Сажусь опять на пуфик, чтобы закончить, наконец, опостылевший осмотр, заходит Максим Мертелов и начинает шарить глазами по комнате. Я искоса наблюдаю за ним и строчу под сварливую диктовку Ланцета. Максим неторопливо, чтобы не мешать нам, очень тихо и аккуратно, глядя себе под ноги, обходит комнату. Он неслышно открывает ящички, заглядывает в пепельницы, в вазочки, перебирает стопки бумаг. Потом подходит к окну, около которого я только что стоял и наблюдал за тем, как от подъезда уехали победители и подъехали аутсайдеры. Я смотрел вниз, а не на подоконник, а Мертелов смотрит как раз на подоконник. Он проводит по нему рукой, и в следующее мгновение я вижу, как в его ладони шевельнулась бумажка. Я стоял над ней минуту назад и не видел ее, а он прямо к ней шел.
Максим подносит ее к глазам и читает, потом поворачивает и читает с тыльной стороны. Я знаю этого человека, он – не муха, он, как ни странно очень брезглив, поэтому его интерес к бумажке на подоконнике говорит о том, что она того стоит.
История одной женщины
У женщин историй ровно столько, сколько женщин на свете. Их физиологические потребности и физические прелести не уравнивают их, а, напротив, даже разобщают. Женщина – не загадка, женщина – не тайна, потому что у загадки и у тайны есть ответ, а тут ответа нет, тут – бесконечность, которую не объять и не понять.
Мужской пол – экспериментальный.

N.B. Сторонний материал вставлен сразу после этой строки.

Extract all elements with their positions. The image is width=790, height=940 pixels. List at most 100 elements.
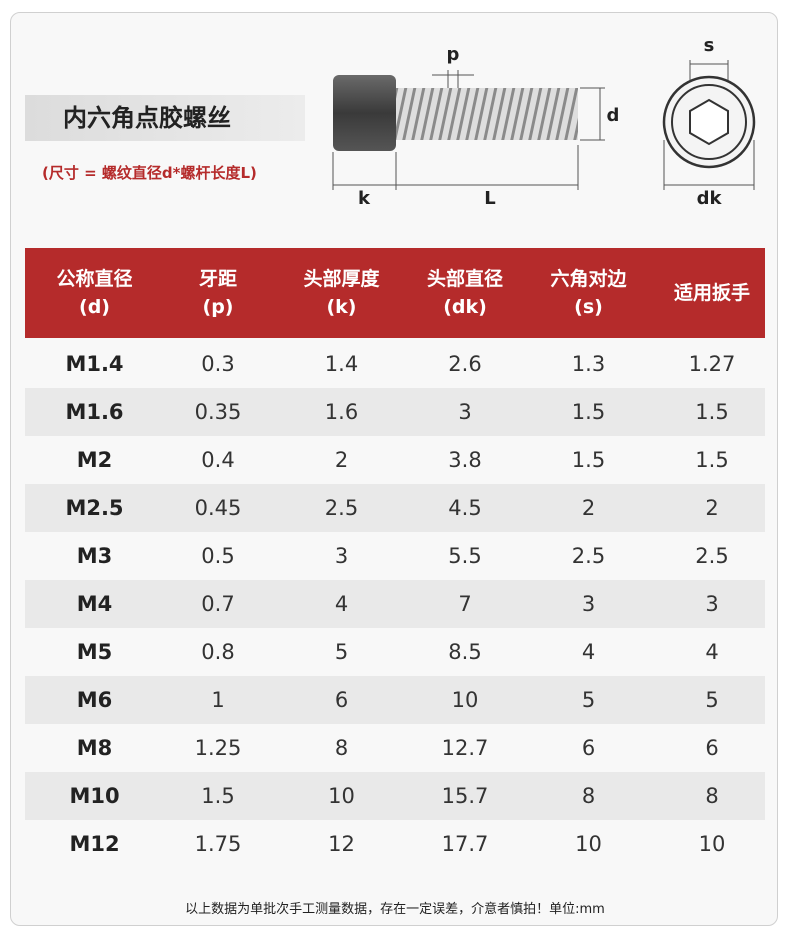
value-cell: 0.8 xyxy=(201,640,235,664)
value-cell: 3 xyxy=(705,592,719,616)
value-cell: 2.5 xyxy=(324,496,359,520)
column-header-line: 适用扳手 xyxy=(673,282,750,304)
value-cell: 1 xyxy=(211,688,225,712)
column-header-line: 头部直径 xyxy=(426,268,503,290)
table-row: M5 0.8 5 8.5 4 4 xyxy=(25,628,765,676)
value-cell: 6 xyxy=(581,736,596,760)
label-s: s xyxy=(704,35,715,56)
value-cell: 3 xyxy=(334,544,349,568)
value-cell: 15.7 xyxy=(441,784,489,808)
label-p: p xyxy=(447,44,460,65)
size-cell: M2 xyxy=(76,448,113,472)
column-header-line: 牙距 xyxy=(198,268,237,290)
value-cell: 2.6 xyxy=(448,352,482,376)
column-header-line: (d) xyxy=(79,296,110,318)
value-cell: 12.7 xyxy=(441,736,489,760)
column-header: 牙距 (p) xyxy=(157,248,280,338)
table-row: M10 1.5 10 15.7 8 8 xyxy=(25,772,765,820)
value-cell: 3 xyxy=(458,400,472,424)
value-cell: 1.6 xyxy=(324,400,359,424)
value-cell: 0.35 xyxy=(194,400,242,424)
table-row: M2 0.4 2 3.8 1.5 1.5 xyxy=(25,436,765,484)
hex-socket xyxy=(689,98,729,146)
column-header-line: 公称直径 xyxy=(56,268,133,290)
value-cell: 2.5 xyxy=(695,544,729,568)
value-cell: 1.4 xyxy=(324,352,359,376)
column-header-line: (s) xyxy=(574,296,603,318)
value-cell: 1.5 xyxy=(571,448,606,472)
column-header: 六角对边 (s) xyxy=(527,248,650,338)
value-cell: 3 xyxy=(581,592,596,616)
column-header: 适用扳手 xyxy=(651,248,774,338)
value-cell: 8.5 xyxy=(448,640,482,664)
table-row: M12 1.75 12 17.7 10 10 xyxy=(25,820,765,868)
column-header-line: (dk) xyxy=(443,296,487,318)
value-cell: 5 xyxy=(705,688,719,712)
value-cell: 8 xyxy=(705,784,719,808)
value-cell: 17.7 xyxy=(441,832,489,856)
value-cell: 0.3 xyxy=(201,352,235,376)
value-cell: 2 xyxy=(334,448,349,472)
value-cell: 4 xyxy=(334,592,349,616)
head-inner xyxy=(671,84,747,160)
value-cell: 6 xyxy=(334,688,349,712)
size-cell: M6 xyxy=(76,688,113,712)
column-header: 头部直径 (dk) xyxy=(404,248,527,338)
table-row: M4 0.7 4 7 3 3 xyxy=(25,580,765,628)
column-header-line: (k) xyxy=(326,296,357,318)
value-cell: 1.5 xyxy=(695,448,729,472)
size-cell: M5 xyxy=(76,640,113,664)
column-header: 公称直径 (d) xyxy=(33,248,156,338)
value-cell: 1.75 xyxy=(194,832,242,856)
label-k: k xyxy=(358,188,371,209)
value-cell: 1.25 xyxy=(194,736,242,760)
table-header: 公称直径 (d) 牙距 (p) 头部厚度 (k) 头部直径 (dk) 六角对边 (s) 适用扳手 xyxy=(25,248,765,338)
size-cell: M4 xyxy=(76,592,113,616)
size-cell: M2.5 xyxy=(65,496,124,520)
label-dk: dk xyxy=(697,188,723,209)
value-cell: 10 xyxy=(698,832,726,856)
value-cell: 0.45 xyxy=(194,496,242,520)
column-header-line: 六角对边 xyxy=(550,268,627,290)
value-cell: 1.3 xyxy=(571,352,606,376)
size-cell: M10 xyxy=(69,784,120,808)
value-cell: 0.7 xyxy=(201,592,235,616)
table-row: M3 0.5 3 5.5 2.5 2.5 xyxy=(25,532,765,580)
value-cell: 4 xyxy=(581,640,596,664)
value-cell: 6 xyxy=(705,736,719,760)
value-cell: 0.5 xyxy=(201,544,235,568)
value-cell: 10 xyxy=(575,832,602,856)
value-cell: 1.5 xyxy=(695,400,729,424)
dimension-lines xyxy=(332,60,755,190)
screw-diagram: p d k L s dk xyxy=(332,35,756,209)
value-cell: 2 xyxy=(581,496,596,520)
size-cell: M3 xyxy=(76,544,113,568)
size-cell: M12 xyxy=(69,832,120,856)
value-cell: 5.5 xyxy=(448,544,482,568)
column-header: 头部厚度 (k) xyxy=(280,248,403,338)
value-cell: 12 xyxy=(328,832,355,856)
subtitle: (尺寸 = 螺纹直径d*螺杆长度L) xyxy=(42,164,257,182)
value-cell: 10 xyxy=(328,784,355,808)
value-cell: 1.27 xyxy=(688,352,736,376)
table-row: M1.6 0.35 1.6 3 1.5 1.5 xyxy=(25,388,765,436)
table-row: M6 1 6 10 5 5 xyxy=(25,676,765,724)
value-cell: 2.5 xyxy=(571,544,606,568)
value-cell: 10 xyxy=(451,688,479,712)
label-L: L xyxy=(484,188,495,209)
value-cell: 5 xyxy=(334,640,349,664)
value-cell: 2 xyxy=(705,496,719,520)
value-cell: 1.5 xyxy=(571,400,606,424)
table-row: M8 1.25 8 12.7 6 6 xyxy=(25,724,765,772)
screw-head xyxy=(333,75,396,151)
size-cell: M1.6 xyxy=(65,400,124,424)
value-cell: 8 xyxy=(334,736,349,760)
title: 内六角点胶螺丝 xyxy=(25,95,305,141)
table-row: M1.4 0.3 1.4 2.6 1.3 1.27 xyxy=(25,340,765,388)
column-header-line: 头部厚度 xyxy=(303,268,380,290)
label-d: d xyxy=(607,105,620,126)
value-cell: 3.8 xyxy=(448,448,482,472)
value-cell: 5 xyxy=(581,688,596,712)
value-cell: 1.5 xyxy=(201,784,235,808)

Он создан Господом для того, чтобы поддержать большой эксперимент, чтобы стать его инструментом, чтобы быть его объектом. В нем есть загадка, потому что на эту загадку есть ответ. Это – примитивно.

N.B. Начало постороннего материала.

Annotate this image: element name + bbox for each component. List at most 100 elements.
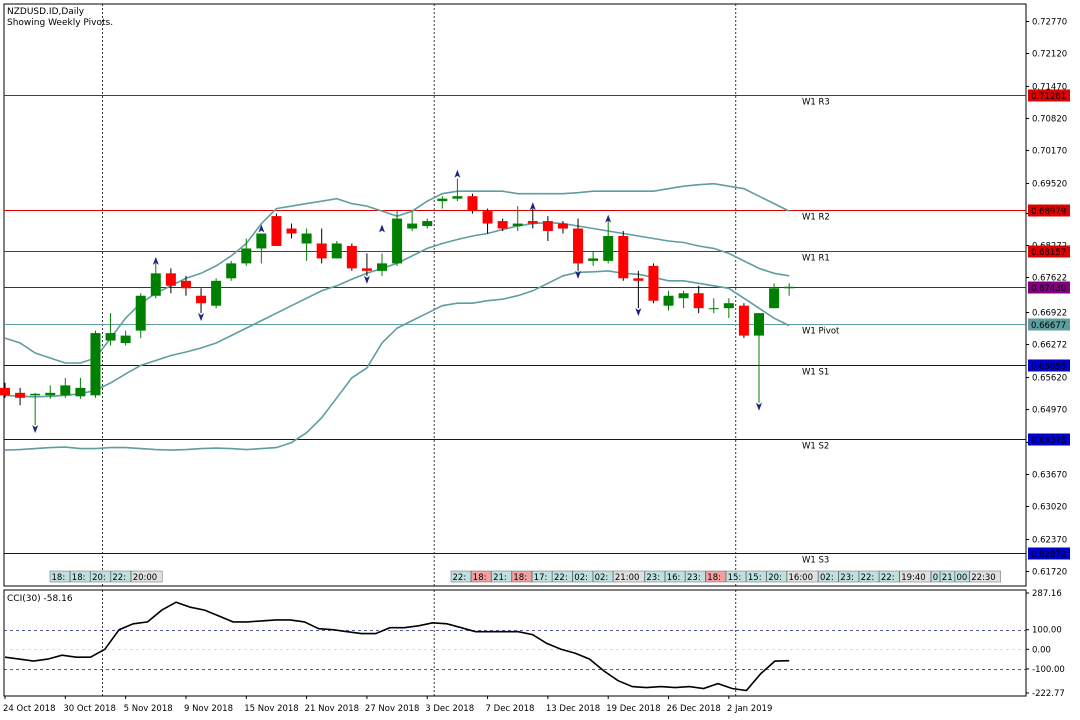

Мужской пол – обслуживающий и заблуждающийся. Мужчины полагают, что они владеют миром, потому что владеют тайной, а значит, властью. Но их тайна и их власть – земные, ограниченные во времени и в пространстве. Они не владеют главной вселенской тайной – женщиной и ее бесконечностью, не владеют, потому что владеть ею невозможно. Не понимающие этого мужчины жестоко заблуждаются, понимающие – жестоко страдают.

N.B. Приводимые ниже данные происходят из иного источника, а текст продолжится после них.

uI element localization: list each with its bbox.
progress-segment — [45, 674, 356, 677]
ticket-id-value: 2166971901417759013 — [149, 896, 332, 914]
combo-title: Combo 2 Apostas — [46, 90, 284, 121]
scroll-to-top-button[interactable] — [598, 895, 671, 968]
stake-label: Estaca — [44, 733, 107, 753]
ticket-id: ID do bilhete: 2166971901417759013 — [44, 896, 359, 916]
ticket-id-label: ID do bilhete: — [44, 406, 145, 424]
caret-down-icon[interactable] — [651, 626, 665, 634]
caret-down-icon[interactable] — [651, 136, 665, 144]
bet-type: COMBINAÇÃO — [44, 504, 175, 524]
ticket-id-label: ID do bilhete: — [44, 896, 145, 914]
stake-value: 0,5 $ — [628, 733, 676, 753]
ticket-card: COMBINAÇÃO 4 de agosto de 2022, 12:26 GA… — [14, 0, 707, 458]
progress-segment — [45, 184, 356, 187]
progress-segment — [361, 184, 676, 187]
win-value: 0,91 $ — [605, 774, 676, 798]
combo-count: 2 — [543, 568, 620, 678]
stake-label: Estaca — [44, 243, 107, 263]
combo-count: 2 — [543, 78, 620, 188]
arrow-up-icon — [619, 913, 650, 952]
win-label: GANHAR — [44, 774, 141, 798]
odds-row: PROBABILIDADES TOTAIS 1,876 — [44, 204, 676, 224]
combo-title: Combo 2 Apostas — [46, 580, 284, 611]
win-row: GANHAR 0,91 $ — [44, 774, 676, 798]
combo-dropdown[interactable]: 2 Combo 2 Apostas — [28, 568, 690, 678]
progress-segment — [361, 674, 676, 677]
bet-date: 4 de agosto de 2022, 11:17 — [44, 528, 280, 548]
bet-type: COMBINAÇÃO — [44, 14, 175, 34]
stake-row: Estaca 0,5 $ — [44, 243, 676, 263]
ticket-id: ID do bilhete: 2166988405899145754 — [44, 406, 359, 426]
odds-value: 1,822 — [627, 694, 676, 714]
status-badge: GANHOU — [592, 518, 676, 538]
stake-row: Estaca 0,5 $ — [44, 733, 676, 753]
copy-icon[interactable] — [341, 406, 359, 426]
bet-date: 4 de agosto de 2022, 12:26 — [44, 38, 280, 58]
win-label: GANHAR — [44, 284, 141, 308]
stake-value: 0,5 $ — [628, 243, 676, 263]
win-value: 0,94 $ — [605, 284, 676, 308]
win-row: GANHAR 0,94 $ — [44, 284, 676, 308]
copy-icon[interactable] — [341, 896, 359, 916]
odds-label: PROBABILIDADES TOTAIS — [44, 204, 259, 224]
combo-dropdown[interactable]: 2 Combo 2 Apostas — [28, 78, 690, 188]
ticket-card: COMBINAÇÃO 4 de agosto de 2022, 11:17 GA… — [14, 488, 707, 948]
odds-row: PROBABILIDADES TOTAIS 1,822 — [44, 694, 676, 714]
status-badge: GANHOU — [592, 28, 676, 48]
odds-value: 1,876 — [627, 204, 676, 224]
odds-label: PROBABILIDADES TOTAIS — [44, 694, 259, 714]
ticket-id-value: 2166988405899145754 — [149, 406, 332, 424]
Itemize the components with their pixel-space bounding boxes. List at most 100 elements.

Екатерина Алексеевна Немировская, привлекательная женщина тридцати четырех лет, написала обо всем об этом неплохое эссе в одном глянцевом журнале для эмансипированных дамочек. Сначала она обратилась за консультацией к одному молодому хирургу, который был занят тем, что менял пол по требованию тех, кто этого хотел и кто, на его взгляд, имел на это моральное и физиологическое право.
Филолог Екатерина Алексеевна Немировская, по прозвищу Лисонька
Хирург Арсен Чикобава был человеком аскетической, даже изможденной внешности: высок, неимоверно худ, бледнолиц, с длинными, нечесаными и маслянистыми черными волосами, с вечной щетиной на щеках, с жестко очерченной нижней челюстью и раздвоенным подбородком, с бесноватым блеском проваленных серых глаз.
От него исходил мускусный запах потного мужского тела и спиртного. И еще нечто, что получается не здесь, не в этом измерении. Это – не запах тела, это – запах души. Он неповторим и непередаваем словом.
Я лежала в его постели и сквозь зажмуренные глаза наблюдала за тем, как он поднялся, как матово блеснули в утренних лучах его худые плечи, как анатомически девственно выступили ребра, будто на давно некормленом жеребце, как бесстыдно блеснули ягодицы, узкие бедра и тонкие, длинные, жилистые ноги. У него к тому же выдающееся мужское достоинство, притягивающее мой взгляд.
Арсен щедрой рукой впустил в спальню солнце – резким, привычным движением рук разметал тяжелые гардины. Я зажмурилась еще больше и улыбнулась. Он повернул ко мне встрепанную голову и покачал ею.